Die Wohlanständigen. Ein Tanner-Kriminalroman
Sie nahm die Note und huschte hinter die Theke.
Michel stand auf und zog seinen Mantel an.
Der Rest ist für Sie.
Zum Abschied hob sie die Hand und schenkte ihm ein entzückendes Lächeln.
Die beiden alten Männer waren mittlerweile eingeschlafen. Das selige Lächeln auf ihren Gesichtern war einem tiefernsten Ausdruck gewichen, der den beiden etwas Würdevolles verlieh.
drei
Michel beschloss, zu Fuß zurück zum Strandbad zu gehen. Nach dem exzellenten zweiten Frühstück fand er die Frische des Morgens sehr angenehm und fröstelte nicht mehr. Zufrieden schritt er aus.

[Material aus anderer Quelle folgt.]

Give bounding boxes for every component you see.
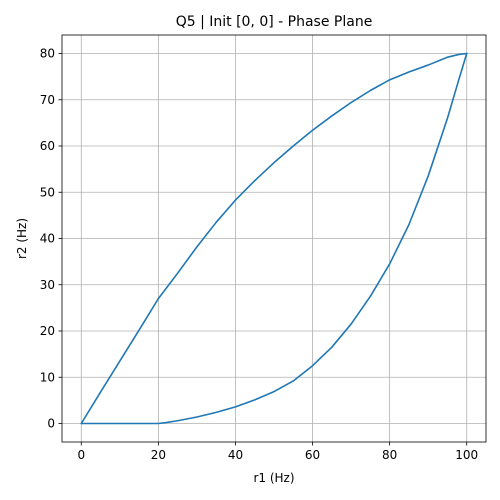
y-tick-label: 80 [40, 47, 55, 61]
y-tick-label: 20 [40, 324, 55, 338]
x-tick-label: 40 [228, 448, 243, 462]
x-axis-ticks: 0 20 40 60 80 100 [77, 442, 478, 462]
y-tick-label: 30 [40, 278, 55, 292]
y-tick-label: 70 [40, 93, 55, 107]
y-tick-label: 10 [40, 370, 55, 384]
y-axis-label: r2 (Hz) [15, 218, 29, 259]
y-axis-ticks: 0 10 20 30 40 50 60 70 80 [40, 47, 62, 431]
x-tick-label: 0 [77, 448, 85, 462]
x-tick-label: 60 [305, 448, 320, 462]
series-line-1 [80, 52, 468, 425]
y-tick-label: 60 [40, 139, 55, 153]
x-tick-label: 100 [455, 448, 478, 462]
x-tick-label: 80 [382, 448, 397, 462]
y-tick-label: 50 [40, 185, 55, 199]
y-tick-label: 0 [47, 417, 55, 431]
x-tick-label: 20 [151, 448, 166, 462]
y-tick-label: 40 [40, 232, 55, 246]
grid-lines [62, 35, 486, 442]
series-line-0 [80, 52, 468, 425]
x-axis-label: r1 (Hz) [253, 471, 294, 485]
series-lines [80, 52, 468, 425]
chart-title: Q5 | Init [0, 0] - Phase Plane [176, 14, 373, 30]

In solchen Momenten erfüllte ihn sein Beruf mit einer tiefen Zufriedenheit. Er fühlte sich wie ein Schreiner, der die Aufgabe hatte, einen schönen großen Tisch zu zimmern – und das war das Entscheidende – der genau wusste, wie man das machte. Er kannte und liebte sein Handwerk. Oder wie ein Künstler, der vor einer leeren Leinwand stand, den Pinsel in der Hand und zum ersten Pinselstrich ansetzte.
Er musste schmunzeln.
Auf seinem Bild war bereits ein Toter im Hawaiihemd, im Wasser liegend. Und seine Aufgabe würde nun daraus bestehen, das ganze Bild bis in alle Details fertigzustellen. Innerlich rieb er sich die Hände. Er freute sich auf die Aufgabe. Zudem würde es – je nach Verlauf – bedeuten, viele Tage oder gar einige Wochen nicht nur im Büro sitzen zu müssen und Akten zu wälzen. Da sein Privatleben wieder einmal auf die wenigen Kontakte zu seiner Vermieterin geschrumpft war, die ihn nach wie vor treu jeden Tag mit leckeren Broten versorgte und seine Wohnung reinigte, war ein frischer Toter, noch dazu mit einem Messer im Rücken, eine willkommene Aufgabe. Zudem trieb in den Büros ein neuer Polizeichef sein Unwesen. Erst jetzt kapierten alle, wie pflegeleicht der alte gewesen war, trotz seiner Schrullen. Der neue war einer mit einem von im Namen. Er kam aus einem dieser Uraltgeschlechter der Hauptstadt, dessen Urgroßtante die Alte mit dem Hörrohr gewesen sein soll, die einst mit ihrem Rudel russischer Windhunde durch die Altstadt zu stolzieren pflegte. Außerdem war er Angehöriger dieser furchtbaren Partei, die glaubte, alles besser zu wissen, und für deren Verhalten sich das ganze Land schämen musste. Er hatte nichts, aber gar nichts von den gepflegten Manieren und der seriösen humanistischen Bildung, auf die der Alte so stolz gewesen war. Der Neue hatte zwar studiert, war aber ein Flegel und benahm sich wie einer. Intern nannte man ihn Baron Rumpelstilzchen. Man lachte über ihn, aber die meisten hatten Angst vor ihm.